ITEM 1.01 ENTRY INTO A MATERIAL DEFINITIVE AGREEMENT
Contribution Agreement
On August 24, 2021, Lodging Fund REIT III OP, LP (the “Operating Partnership”), the operating partnership subsidiary of Lodging Fund REIT III, Inc. (the “Company”) and High Desert Investors, LP (the “Contributor”) entered into a Legendary Equity Preservation UPREIT (Pat. Pend.) Contribution Agreement (the “Contribution Agreement”), pursuant to which the Contributor agreed to contribute the 153-room Hilton Garden Inn El Paso University hotel in El Paso, Texas (the “Hotel Property”) to the Operating Partnership. The Contributor is not affiliated with the Company or Legendary Capital REIT III, LLC, the Company’s external advisor. The aggregate consideration for the Hotel Property under the Contribution Agreement is $17,600,000 plus closing costs, subject to adjustment as provided in the Contribution Agreement. The majority of the consideration consists of the assumption or refinancing by the Operating Partnership of existing debt secured by the Hotel Property. The remaining consideration consists of the issuance by the Operating Partnership of Series T Limited Units of the Operating Partnership. Pursuant to the Contribution Agreement, the Operating Partnership is responsible for up to $100,000 of certain closing costs to be agreed upon by the parties. As required by the Contribution Agreement, the Operating Partnership will deposit $50,000 into escrow as earnest money pending the closing or termination of the Contribution Agreement.
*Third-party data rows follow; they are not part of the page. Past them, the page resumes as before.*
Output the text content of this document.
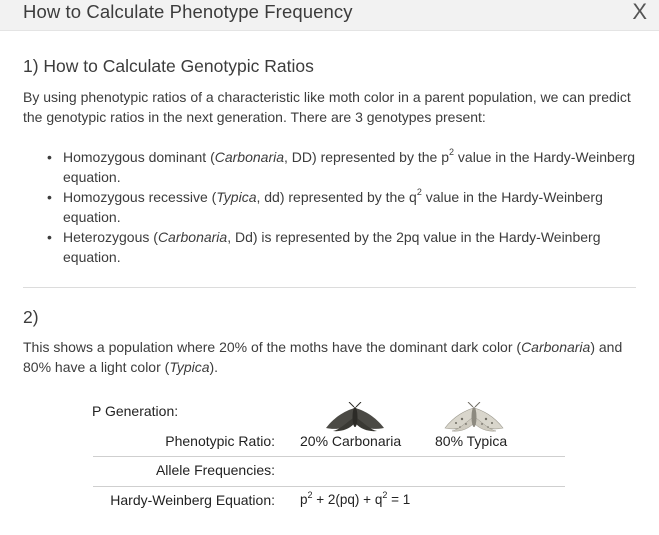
How to Calculate Phenotype Frequency	X
1) How to Calculate Genotypic Ratios
By using phenotypic ratios of a characteristic like moth color in a parent population, we can predict the genotypic ratios in the next generation. There are 3 genotypes present:
• Homozygous dominant (Carbonaria, DD) represented by the $p^2$ value in the Hardy-Weinberg equation.
• Homozygous recessive (Typica, dd) represented by the $q^2$ value in the Hardy-Weinberg equation.
• Heterozygous (Carbonaria, Dd) is represented by the 2pq value in the Hardy-Weinberg equation.
2)
This shows a population where 20% of the moths have the dominant dark color (Carbonaria) and 80% have a light color (Typica).
P Generation:
Phenotypic Ratio: 20% Carbonaria 80% Typica
Allele Frequencies:
Hardy-Weinberg Equation: $p^2 + 2(pq) + q^2 = 1$
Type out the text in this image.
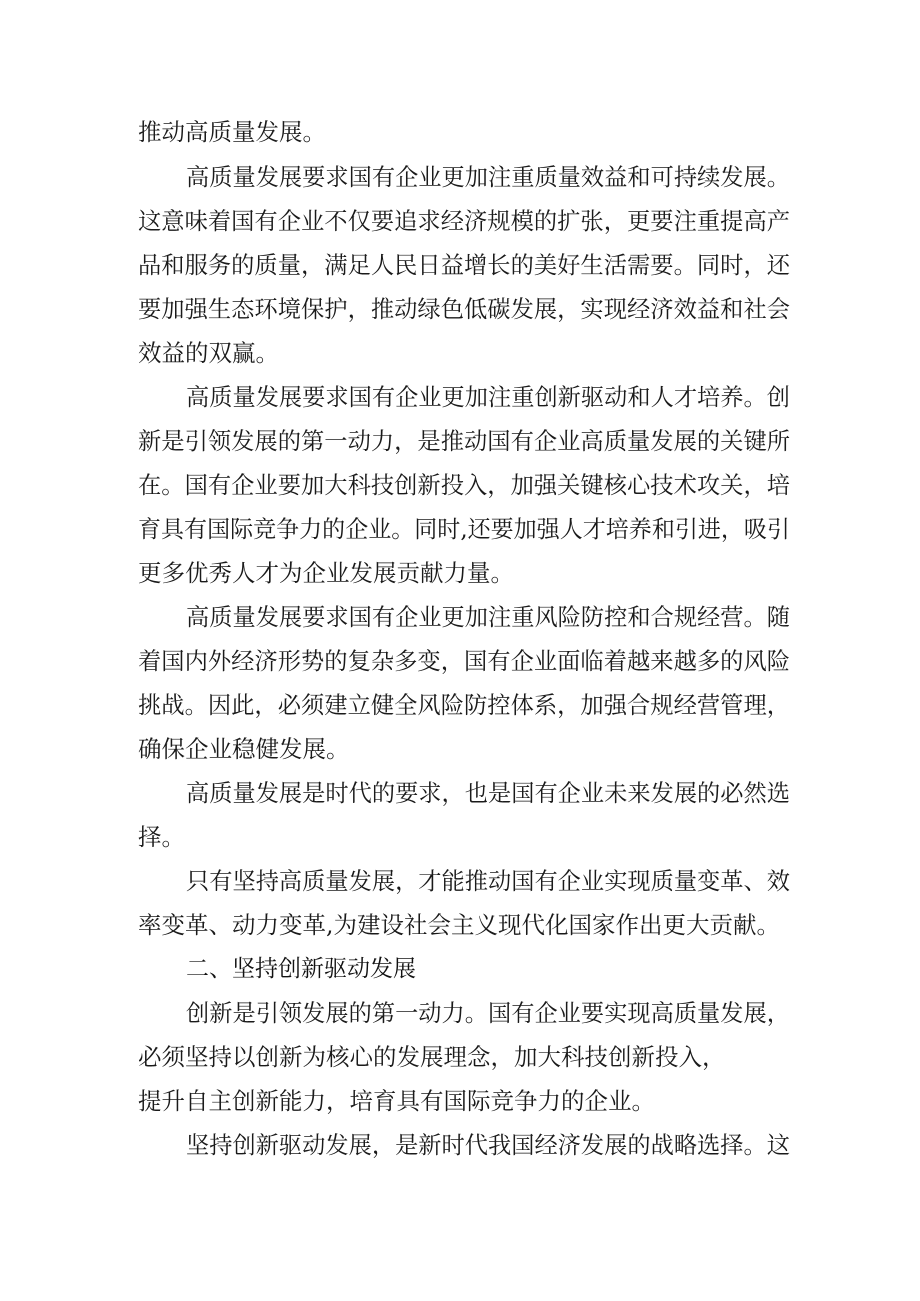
推动高质量发展。
高质量发展要求国有企业更加注重质量效益和可持续发展。
这意味着国有企业不仅要追求经济规模的扩张，更要注重提高产
品和服务的质量，满足人民日益增长的美好生活需要。同时，还
要加强生态环境保护，推动绿色低碳发展，实现经济效益和社会
效益的双赢。
高质量发展要求国有企业更加注重创新驱动和人才培养。创
新是引领发展的第一动力，是推动国有企业高质量发展的关键所
在。国有企业要加大科技创新投入，加强关键核心技术攻关，培
育具有国际竞争力的企业。同时,还要加强人才培养和引进，吸引
更多优秀人才为企业发展贡献力量。
高质量发展要求国有企业更加注重风险防控和合规经营。随
着国内外经济形势的复杂多变，国有企业面临着越来越多的风险
挑战。因此，必须建立健全风险防控体系，加强合规经营管理，
确保企业稳健发展。
高质量发展是时代的要求，也是国有企业未来发展的必然选
择。
只有坚持高质量发展，才能推动国有企业实现质量变革、效
率变革、动力变革,为建设社会主义现代化国家作出更大贡献。
二、坚持创新驱动发展
创新是引领发展的第一动力。国有企业要实现高质量发展，
必须坚持以创新为核心的发展理念，加大科技创新投入，
提升自主创新能力，培育具有国际竞争力的企业。
坚持创新驱动发展，是新时代我国经济发展的战略选择。这
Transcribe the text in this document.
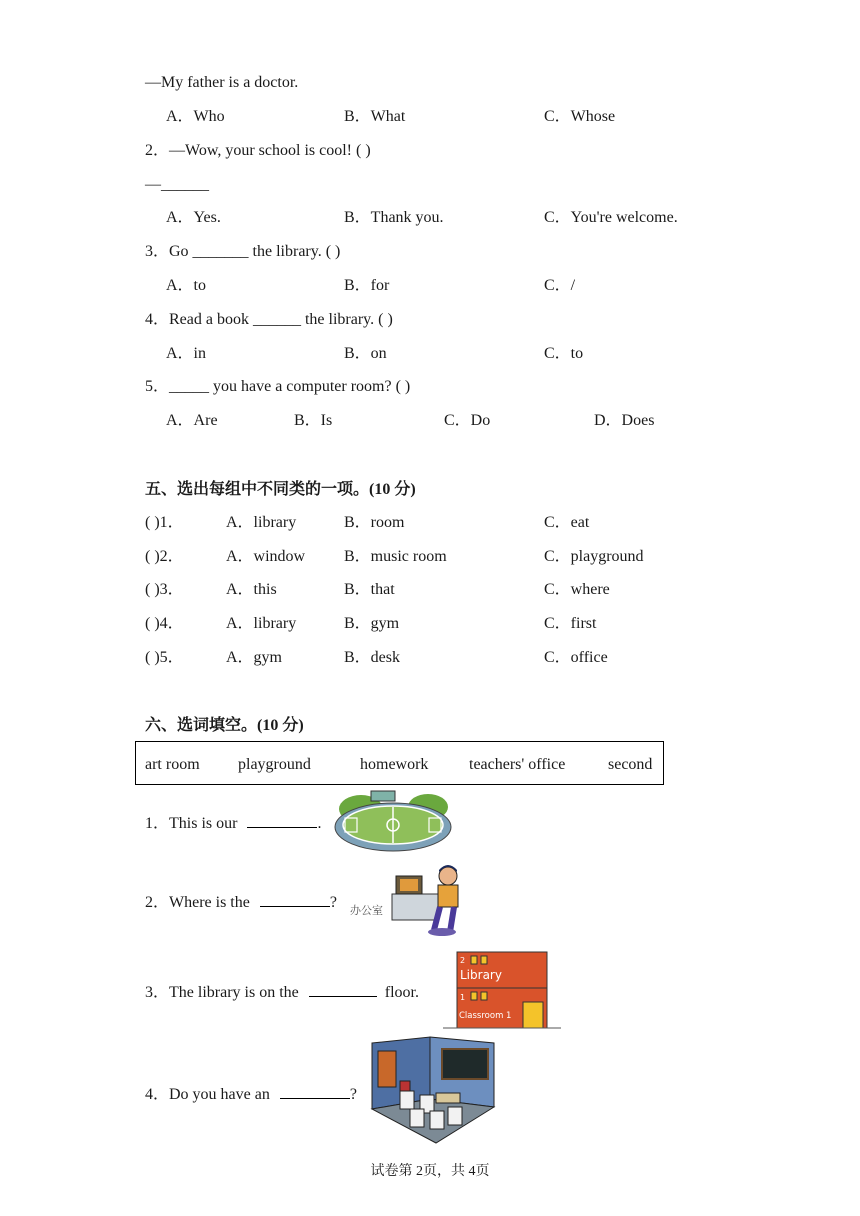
—My father is a doctor.
A．Who	B．What	C．Whose
2．—Wow, your school is cool! ( )
—______
A．Yes.	B．Thank you.	C．You're welcome.
3．Go _______ the library. ( )
A．to	B．for	C．/
4．Read a book ______ the library. ( )
A．in	B．on	C．to
5．_____ you have a computer room? ( )
A．Are	B．Is	C．Do	D．Does
五、选出每组中不同类的一项。(10 分)
( )1．	A．library	B．room	C．eat
( )2．	A．window B．music room	C．playground
( )3．	A．this	B．that	C．where
( )4．	A．library	B．gym	C．first
( )5．	A．gym	B．desk	C．office
六、选词填空。(10 分)
art room playground	homework	teachers' office	second
1．This is our	.
2．Where is the	? 办公室
3．The library is on the	floor.
2
Library
1
Classroom 1
4．Do you have an	?
试卷第 2页，共 4页
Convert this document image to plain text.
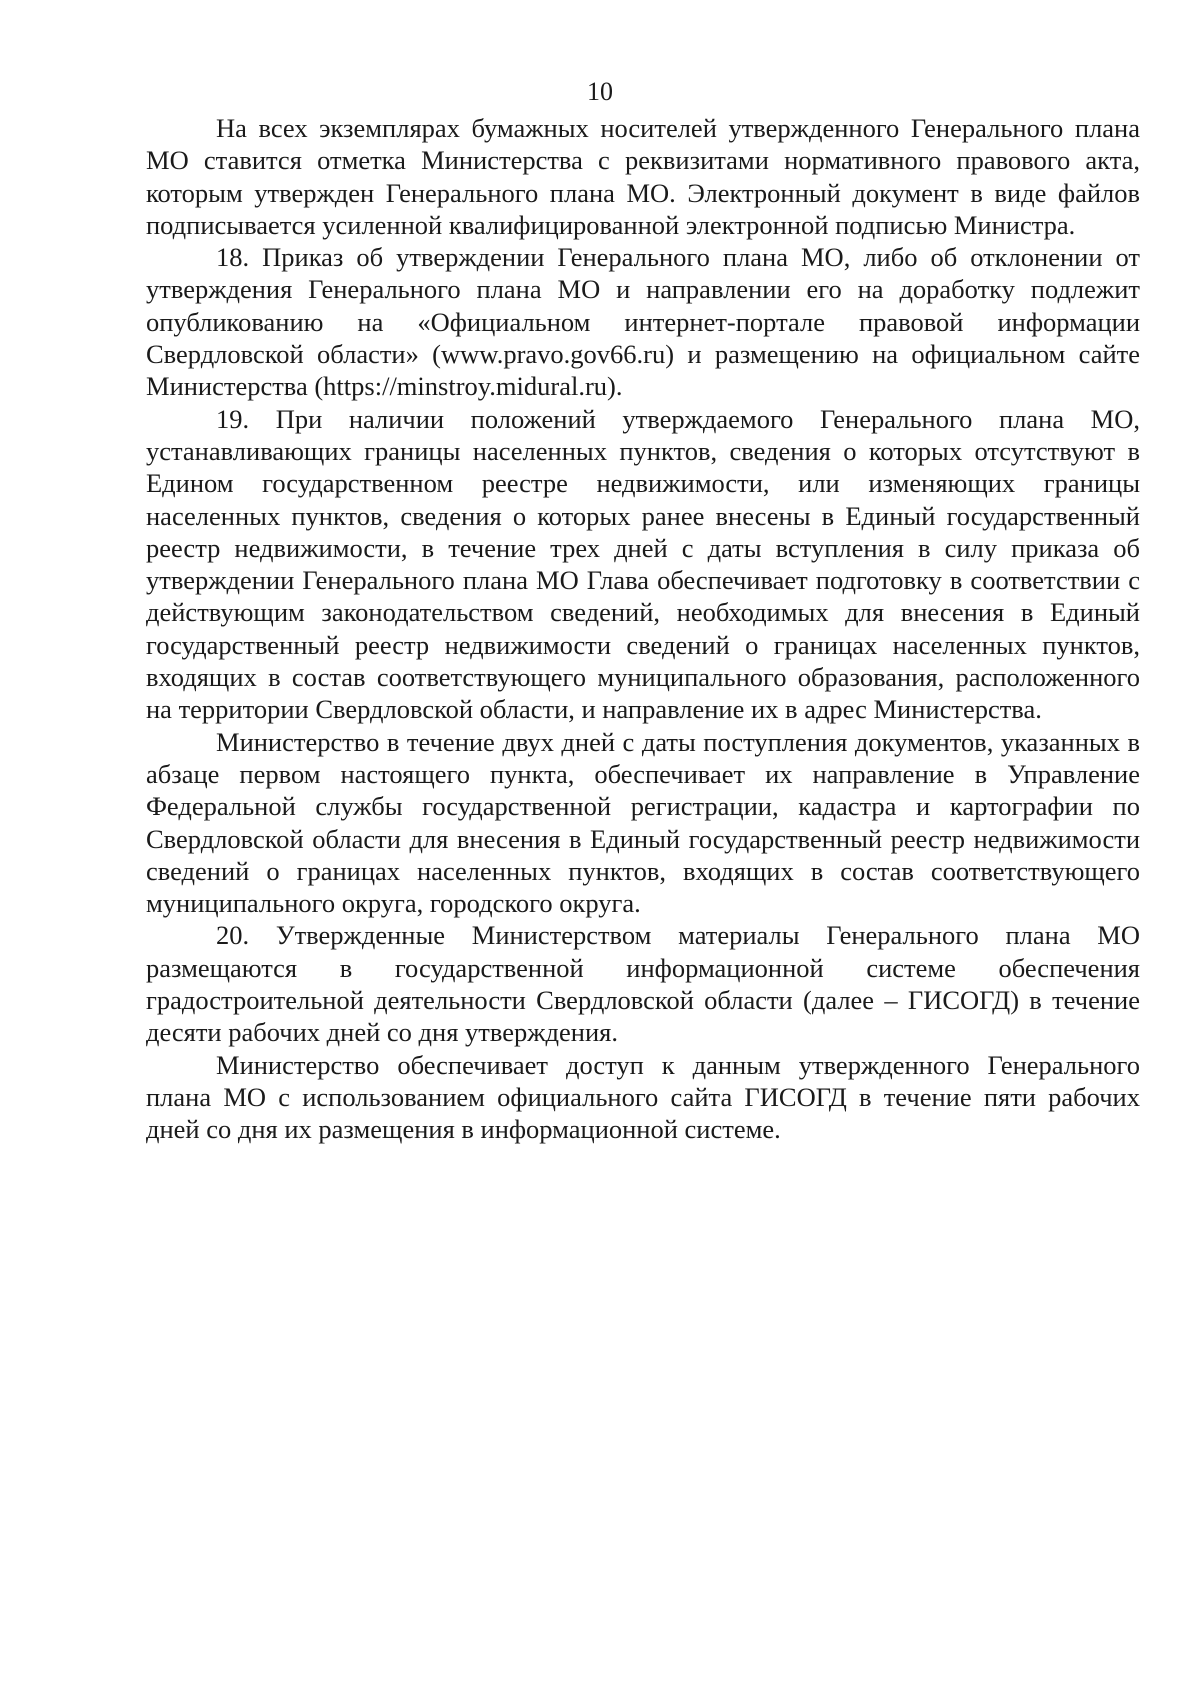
10

На всех экземплярах бумажных носителей утвержденного Генерального плана МО ставится отметка Министерства с реквизитами нормативного правового акта, которым утвержден Генерального плана МО. Электронный документ в виде файлов подписывается усиленной квалифицированной электронной подписью Министра.

18. Приказ об утверждении Генерального плана МО, либо об отклонении от утверждения Генерального плана МО и направлении его на доработку подлежит опубликованию на «Официальном интернет-портале правовой информации Свердловской области» (www.pravo.gov66.ru) и размещению на официальном сайте Министерства (https://minstroy.midural.ru).

19. При наличии положений утверждаемого Генерального плана МО, устанавливающих границы населенных пунктов, сведения о которых отсутствуют в Едином государственном реестре недвижимости, или изменяющих границы населенных пунктов, сведения о которых ранее внесены в Единый государственный реестр недвижимости, в течение трех дней с даты вступления в силу приказа об утверждении Генерального плана МО Глава обеспечивает подготовку в соответствии с действующим законодательством сведений, необходимых для внесения в Единый государственный реестр недвижимости сведений о границах населенных пунктов, входящих в состав соответствующего муниципального образования, расположенного на территории Свердловской области, и направление их в адрес Министерства.

Министерство в течение двух дней с даты поступления документов, указанных в абзаце первом настоящего пункта, обеспечивает их направление в Управление Федеральной службы государственной регистрации, кадастра и картографии по Свердловской области для внесения в Единый государственный реестр недвижимости сведений о границах населенных пунктов, входящих в состав соответствующего муниципального округа, городского округа.

20. Утвержденные Министерством материалы Генерального плана МО размещаются в государственной информационной системе обеспечения градостроительной деятельности Свердловской области (далее – ГИСОГД) в течение десяти рабочих дней со дня утверждения.

Министерство обеспечивает доступ к данным утвержденного Генерального плана МО с использованием официального сайта ГИСОГД в течение пяти рабочих дней со дня их размещения в информационной системе.
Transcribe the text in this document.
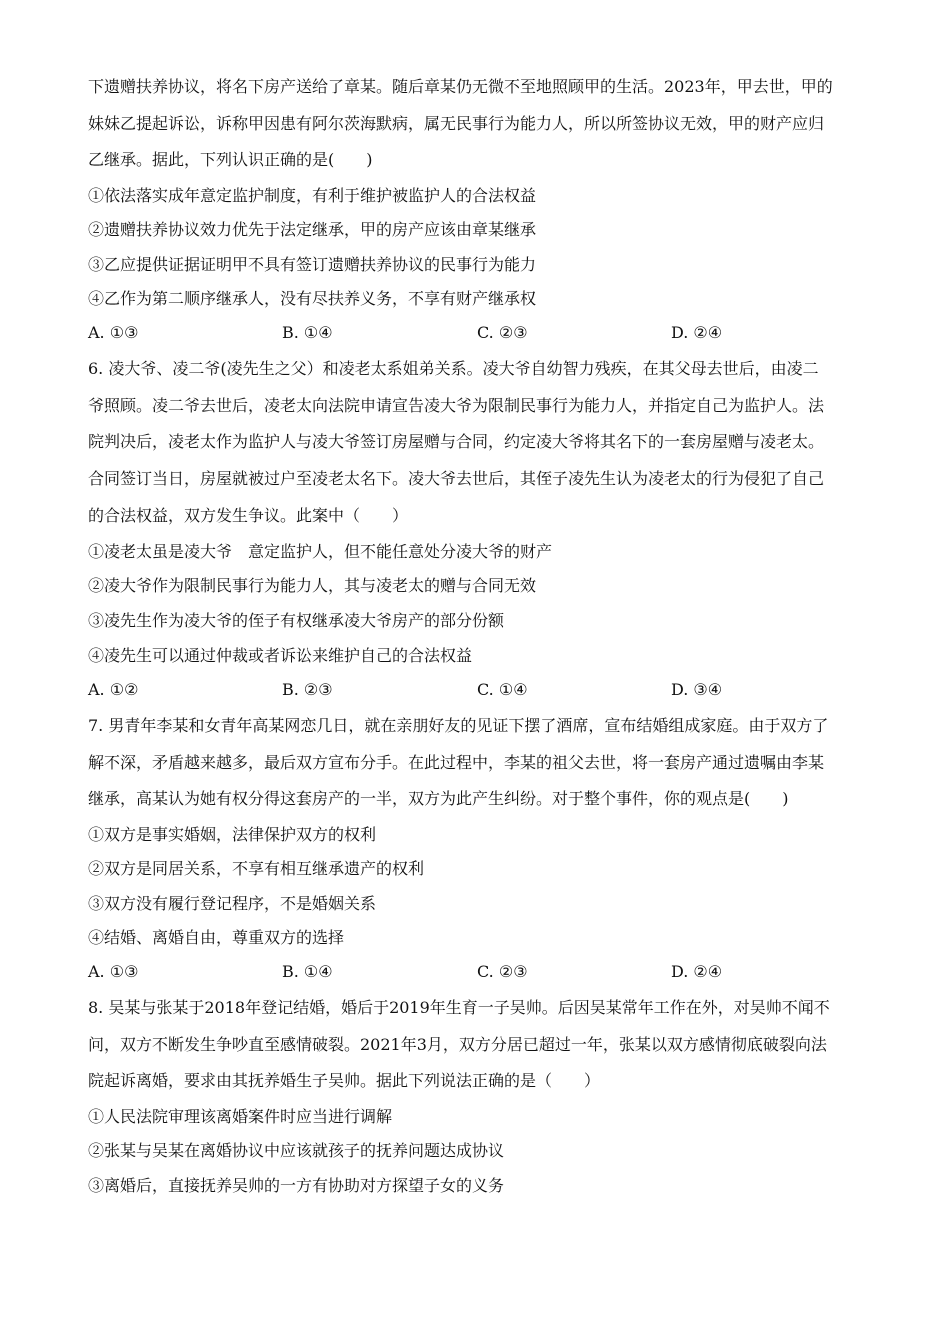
下遗赠扶养协议，将名下房产送给了章某。随后章某仍无微不至地照顾甲的生活。2023年，甲去世，甲的
妹妹乙提起诉讼，诉称甲因患有阿尔茨海默病，属无民事行为能力人，所以所签协议无效，甲的财产应归
乙继承。据此，下列认识正确的是(　　)
①依法落实成年意定监护制度，有利于维护被监护人的合法权益
②遗赠扶养协议效力优先于法定继承，甲的房产应该由章某继承
③乙应提供证据证明甲不具有签订遗赠扶养协议的民事行为能力
④乙作为第二顺序继承人，没有尽扶养义务，不享有财产继承权
A. ①③	B. ①④	C. ②③	D. ②④
6. 凌大爷、凌二爷(凌先生之父）和凌老太系姐弟关系。凌大爷自幼智力残疾，在其父母去世后，由凌二
爷照顾。凌二爷去世后，凌老太向法院申请宣告凌大爷为限制民事行为能力人，并指定自己为监护人。法
院判决后，凌老太作为监护人与凌大爷签订房屋赠与合同，约定凌大爷将其名下的一套房屋赠与凌老太。
合同签订当日，房屋就被过户至凌老太名下。凌大爷去世后，其侄子凌先生认为凌老太的行为侵犯了自己
的合法权益，双方发生争议。此案中（　　）
①凌老太虽是凌大爷　意定监护人，但不能任意处分凌大爷的财产
②凌大爷作为限制民事行为能力人，其与凌老太的赠与合同无效
③凌先生作为凌大爷的侄子有权继承凌大爷房产的部分份额
④凌先生可以通过仲裁或者诉讼来维护自己的合法权益
A. ①②	B. ②③	C. ①④	D. ③④
7. 男青年李某和女青年高某网恋几日，就在亲朋好友的见证下摆了酒席，宣布结婚组成家庭。由于双方了
解不深，矛盾越来越多，最后双方宣布分手。在此过程中，李某的祖父去世，将一套房产通过遗嘱由李某
继承，高某认为她有权分得这套房产的一半，双方为此产生纠纷。对于整个事件，你的观点是(　　)
①双方是事实婚姻，法律保护双方的权利
②双方是同居关系，不享有相互继承遗产的权利
③双方没有履行登记程序，不是婚姻关系
④结婚、离婚自由，尊重双方的选择
A. ①③	B. ①④	C. ②③	D. ②④
8. 吴某与张某于2018年登记结婚，婚后于2019年生育一子吴帅。后因吴某常年工作在外，对吴帅不闻不
问，双方不断发生争吵直至感情破裂。2021年3月，双方分居已超过一年，张某以双方感情彻底破裂向法
院起诉离婚，要求由其抚养婚生子吴帅。据此下列说法正确的是（　　）
①人民法院审理该离婚案件时应当进行调解
②张某与吴某在离婚协议中应该就孩子的抚养问题达成协议
③离婚后，直接抚养吴帅的一方有协助对方探望子女的义务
Except in certain circumstances described in the Contribution Agreement, if the Operating Partnership fails to perform its obligations under the Contribution Agreement, it will forfeit the earnest money.
Upon closing, the parties will enter into an amendment to the amended and restated limited partnership agreement of the Operating Partnership to evidence the issuance of the Series T Limited Units to the Contributor. Such Series T Limited Units will be entitled to annual cash distributions of up to 6% of the value of the Series T Limited Units for the three years after closing, depending upon the net operating income (“NOI”) of the Hotel Property during each such applicable year. The Series T Limited Units will convert into Common Limited Units of the Operating Partnership beginning 36 months, or at the option of the Contributor, up to 48 months, after the closing. The number of Common Limited Units to be issued to the Contributor upon conversion will be based upon a capitalization rate applied to the then-current trailing 12-month NOI of the Hotel Property, less amounts incurred or accrued by the Operating Partnership for (i) any funds advanced as cash at closing (ii) $100,000 contribution towards any commercially reasonable closing costs identified under section 3.4, (iii) the Original Loan Balance, as defined in the Contribution Agreement, (iv) loan assumption or origination fees and related expenses, (v) if applicable, costs of prepayment or defeasance and related expenses, (vi) PIP and capital expenditures, (vii) operating cash infused by the General Partner and/or Partnership, (viii) any shortfall of the 10% minimum cumulative yield on General Partner’s invested capital, and (ix) any other unrealized or unreimbursed costs of operating the Contributed Asset.
The Contribution Agreement contains various covenants, representations and warranties from the respective parties. The acquisition of the Hotel Property by the Operating Partnership is subject to certain closing conditions, including the Operating Partnership’s assumption or refinancing of the existing debt secured by the Hotel Property. There can be no assurance that the Operating Partnership will complete the acquisition of the Hotel Property.